Durant mon adolescence, vu de l'extérieur j'étais quelqu'un de raisonnable : pas de sorties en boîte (en même temps dans un bled de 6000 habitants, les boîtes c'étaient pas à tous les carrefours...), pas de "cuite" au bar du coin (là pour le coup, il y en avait presque autant que d'habitants...), pas de drogue, pas de petits copains qui défilaient, pas d'expériences dangereuses ou limites, et peu de gens savaient qu'à l'époque je fumais (des cigarettes légales hein, n'allez pas vous méprendre non plus...). Et puis j'étais pompier donc, j'estimais avoir une certaine image à donner... et elle me correspondait pour partie !!! J'étais quelqu'un d'introvertie, d'exigeante avec moi même, de secrète, il me fallait tout contrôler de l'image lisse et dans la "norme" que je renvoyais. Peu de gens savaient qui j'étais réellement. On me voyait comme quelqu'un de timide mais sympa, agréable.

Quelle ironie... car j'étais tout le contraire au fond de moi, hors-norme. Un mal-être permanent me tenait compagnie, des sentiments confus me tenaillaient. Le seul lieu où cela était vaguement perceptible, c'était au lycée ou plutôt dans mes résultats... parce que sinon, niveau comportement j'étais l'élève modèle, pas d'amis mais je ne faisais pas de vagues !
Mais une fois fermée la porte de la maison, c'était tout autre chose !!! J'ai poussé mes parents à bout plus d'une fois, j'ai été insultante, méprisante, violente verbalement, odieuse. Je pouvais rester enfermée des jours entiers dans ma chambre, dans mon mutisme, à fumer des clopes (chose que mes parents ne cautionnaient pas vraiment... soyez en sûrs !) en écoutant mes K7 des Doors (oui ben je ne suis plus toute jeune donc à l'époque de mes 16 ans c'étaient encore les K7...). La nuit, je ne dormais pas, impossible, j'étais submergée par l'angoisse, celle qu'on n'explique pas, qu'on ne comprend pas... je réveillais ma soeur pour qu'elle me tienne compagnie, je ne voulais pas être la seule à ne pas dormir. J'étais révoltée contre moi-même, contre ce que je ne comprenais pas... Je ne voulais pas devenir "une femme", je ne voulais pas de ce corps qui se transformait. Je le refusais... au point de commettre ce qui aurait pu être "l'irréparable"... Ce corps, je ne l'accepte toujours pas aujourd'hui.

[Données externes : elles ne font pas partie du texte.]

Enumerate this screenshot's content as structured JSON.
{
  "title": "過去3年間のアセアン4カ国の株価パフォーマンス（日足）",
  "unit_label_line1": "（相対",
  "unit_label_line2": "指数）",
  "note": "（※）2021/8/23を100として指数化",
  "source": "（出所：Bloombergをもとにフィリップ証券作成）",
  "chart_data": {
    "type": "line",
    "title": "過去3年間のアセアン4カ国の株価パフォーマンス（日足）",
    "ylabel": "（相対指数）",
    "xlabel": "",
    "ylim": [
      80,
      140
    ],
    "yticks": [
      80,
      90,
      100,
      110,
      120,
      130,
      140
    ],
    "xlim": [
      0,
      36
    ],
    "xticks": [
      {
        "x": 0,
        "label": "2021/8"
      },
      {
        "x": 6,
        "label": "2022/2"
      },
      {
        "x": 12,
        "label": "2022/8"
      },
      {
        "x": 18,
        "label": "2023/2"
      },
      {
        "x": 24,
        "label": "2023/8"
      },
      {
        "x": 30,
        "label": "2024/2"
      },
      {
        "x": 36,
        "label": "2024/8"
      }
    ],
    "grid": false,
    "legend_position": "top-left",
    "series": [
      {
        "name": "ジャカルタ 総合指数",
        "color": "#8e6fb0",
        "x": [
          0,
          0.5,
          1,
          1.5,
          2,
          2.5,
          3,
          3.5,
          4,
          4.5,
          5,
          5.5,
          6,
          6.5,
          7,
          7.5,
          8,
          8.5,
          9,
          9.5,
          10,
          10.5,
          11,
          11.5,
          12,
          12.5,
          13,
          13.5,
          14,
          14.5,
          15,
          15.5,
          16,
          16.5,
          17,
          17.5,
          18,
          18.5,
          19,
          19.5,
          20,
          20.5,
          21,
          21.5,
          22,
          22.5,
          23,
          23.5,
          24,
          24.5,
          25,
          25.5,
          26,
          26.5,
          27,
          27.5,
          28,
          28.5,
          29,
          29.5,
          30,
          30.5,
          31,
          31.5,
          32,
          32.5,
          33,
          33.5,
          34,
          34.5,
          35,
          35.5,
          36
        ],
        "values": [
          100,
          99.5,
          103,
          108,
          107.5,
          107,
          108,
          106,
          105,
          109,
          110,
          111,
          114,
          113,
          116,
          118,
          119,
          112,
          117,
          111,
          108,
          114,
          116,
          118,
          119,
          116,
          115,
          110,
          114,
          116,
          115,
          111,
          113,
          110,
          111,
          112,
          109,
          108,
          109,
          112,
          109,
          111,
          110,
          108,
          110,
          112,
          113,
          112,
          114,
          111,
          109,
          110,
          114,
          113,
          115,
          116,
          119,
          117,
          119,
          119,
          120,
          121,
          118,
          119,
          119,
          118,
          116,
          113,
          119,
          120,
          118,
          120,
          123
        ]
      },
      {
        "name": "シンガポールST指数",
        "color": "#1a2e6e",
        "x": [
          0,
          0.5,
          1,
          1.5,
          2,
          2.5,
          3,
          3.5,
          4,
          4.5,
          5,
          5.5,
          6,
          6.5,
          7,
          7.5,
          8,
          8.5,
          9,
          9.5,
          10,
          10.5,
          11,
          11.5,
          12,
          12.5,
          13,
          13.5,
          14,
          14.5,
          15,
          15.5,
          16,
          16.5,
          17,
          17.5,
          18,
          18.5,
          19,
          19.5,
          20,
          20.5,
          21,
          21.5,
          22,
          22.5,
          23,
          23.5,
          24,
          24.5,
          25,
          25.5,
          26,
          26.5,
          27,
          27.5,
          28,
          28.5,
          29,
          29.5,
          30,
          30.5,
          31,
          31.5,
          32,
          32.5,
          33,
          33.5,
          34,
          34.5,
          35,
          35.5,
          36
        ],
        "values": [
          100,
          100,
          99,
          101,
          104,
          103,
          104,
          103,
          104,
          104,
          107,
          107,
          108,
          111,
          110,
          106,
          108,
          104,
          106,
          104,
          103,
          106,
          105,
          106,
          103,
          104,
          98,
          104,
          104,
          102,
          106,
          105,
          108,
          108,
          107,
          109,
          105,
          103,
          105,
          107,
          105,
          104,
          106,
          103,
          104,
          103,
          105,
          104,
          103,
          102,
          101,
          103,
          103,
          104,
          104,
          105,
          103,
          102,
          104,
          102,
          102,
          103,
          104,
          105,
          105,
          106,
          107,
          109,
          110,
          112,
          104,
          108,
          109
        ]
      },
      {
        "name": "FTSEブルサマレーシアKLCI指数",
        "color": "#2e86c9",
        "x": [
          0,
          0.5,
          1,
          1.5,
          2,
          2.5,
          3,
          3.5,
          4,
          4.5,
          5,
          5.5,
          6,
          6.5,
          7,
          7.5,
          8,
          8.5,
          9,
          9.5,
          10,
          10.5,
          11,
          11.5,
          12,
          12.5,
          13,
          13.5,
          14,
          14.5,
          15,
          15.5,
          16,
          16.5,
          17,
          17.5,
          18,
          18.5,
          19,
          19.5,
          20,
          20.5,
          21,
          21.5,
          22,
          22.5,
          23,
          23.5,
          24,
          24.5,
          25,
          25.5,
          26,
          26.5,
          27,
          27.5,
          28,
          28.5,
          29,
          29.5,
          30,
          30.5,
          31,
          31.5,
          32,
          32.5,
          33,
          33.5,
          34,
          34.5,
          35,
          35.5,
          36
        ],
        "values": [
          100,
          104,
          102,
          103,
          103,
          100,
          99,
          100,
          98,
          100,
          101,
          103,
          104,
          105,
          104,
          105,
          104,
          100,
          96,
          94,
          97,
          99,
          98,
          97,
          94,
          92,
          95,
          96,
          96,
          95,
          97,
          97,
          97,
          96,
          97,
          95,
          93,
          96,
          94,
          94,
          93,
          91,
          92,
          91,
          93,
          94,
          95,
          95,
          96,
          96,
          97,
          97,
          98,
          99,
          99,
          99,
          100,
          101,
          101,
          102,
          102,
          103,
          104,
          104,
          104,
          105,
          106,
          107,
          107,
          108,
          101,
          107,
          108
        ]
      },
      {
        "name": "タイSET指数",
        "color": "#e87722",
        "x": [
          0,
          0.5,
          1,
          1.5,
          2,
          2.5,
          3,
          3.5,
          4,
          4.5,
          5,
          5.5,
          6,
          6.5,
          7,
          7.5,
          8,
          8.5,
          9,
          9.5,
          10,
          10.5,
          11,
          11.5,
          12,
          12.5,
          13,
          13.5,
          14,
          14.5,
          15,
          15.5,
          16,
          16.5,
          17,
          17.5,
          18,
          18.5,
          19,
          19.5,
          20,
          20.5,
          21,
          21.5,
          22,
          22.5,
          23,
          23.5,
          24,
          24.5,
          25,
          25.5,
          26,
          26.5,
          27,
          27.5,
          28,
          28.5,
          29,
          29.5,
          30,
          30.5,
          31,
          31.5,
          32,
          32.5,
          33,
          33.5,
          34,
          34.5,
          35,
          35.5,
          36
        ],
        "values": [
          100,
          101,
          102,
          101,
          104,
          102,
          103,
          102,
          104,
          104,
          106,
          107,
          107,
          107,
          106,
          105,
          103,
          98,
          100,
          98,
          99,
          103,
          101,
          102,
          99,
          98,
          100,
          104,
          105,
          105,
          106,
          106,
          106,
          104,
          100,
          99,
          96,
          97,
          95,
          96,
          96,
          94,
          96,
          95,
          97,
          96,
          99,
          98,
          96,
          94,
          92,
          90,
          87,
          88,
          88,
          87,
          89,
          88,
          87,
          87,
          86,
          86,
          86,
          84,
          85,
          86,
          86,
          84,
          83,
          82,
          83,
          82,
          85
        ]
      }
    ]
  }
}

Un jour, je me suis calmée "extérieurement" parce qu'en moi, la tempête faisait toujours rage. Je me suis persuadée que je serai épanouie qu'une fois que je serai en couple avec des enfants, et que vers 30 ou 35 ans, je serai enfin heureuse et bien dans ma vie. La norme...
L'Homme, est arrivé naturellement, sans que je me sois trop posée de questions à ce moment-là... J'étais dans le déni complet de ce que j'avais été ado, j'étais shootée aux anti-dépresseurs et aux somnifères à 24 ans. Perdue... dans une bulle chimique. Il ignore encore ce que j'étais vraiment à notre rencontre...
L'Homme je le connaissais depuis l'enfance (ce sera l'objet d'un billet un jour...), j'ai laissé s'éloigner de moi des gens que j'aimais, d'autres qui me parasitaient, et j'ai cru qu'il m'était suffisant. Je me suis créée une nouvelle bulle sans médocs, qui me paraissait rassurante à cette époque. Et on a un peu, (beaucoup) oublié de vivre à deux sans enfant.

Princesse n°1 est apparue dans notre vie, 9 mois seulement après que nous nous soyons installés ensemble. Elle ne le sait pas et ne le saura sans doute jamais, mais elle m'a sauvée la vie en débarquant ainsi !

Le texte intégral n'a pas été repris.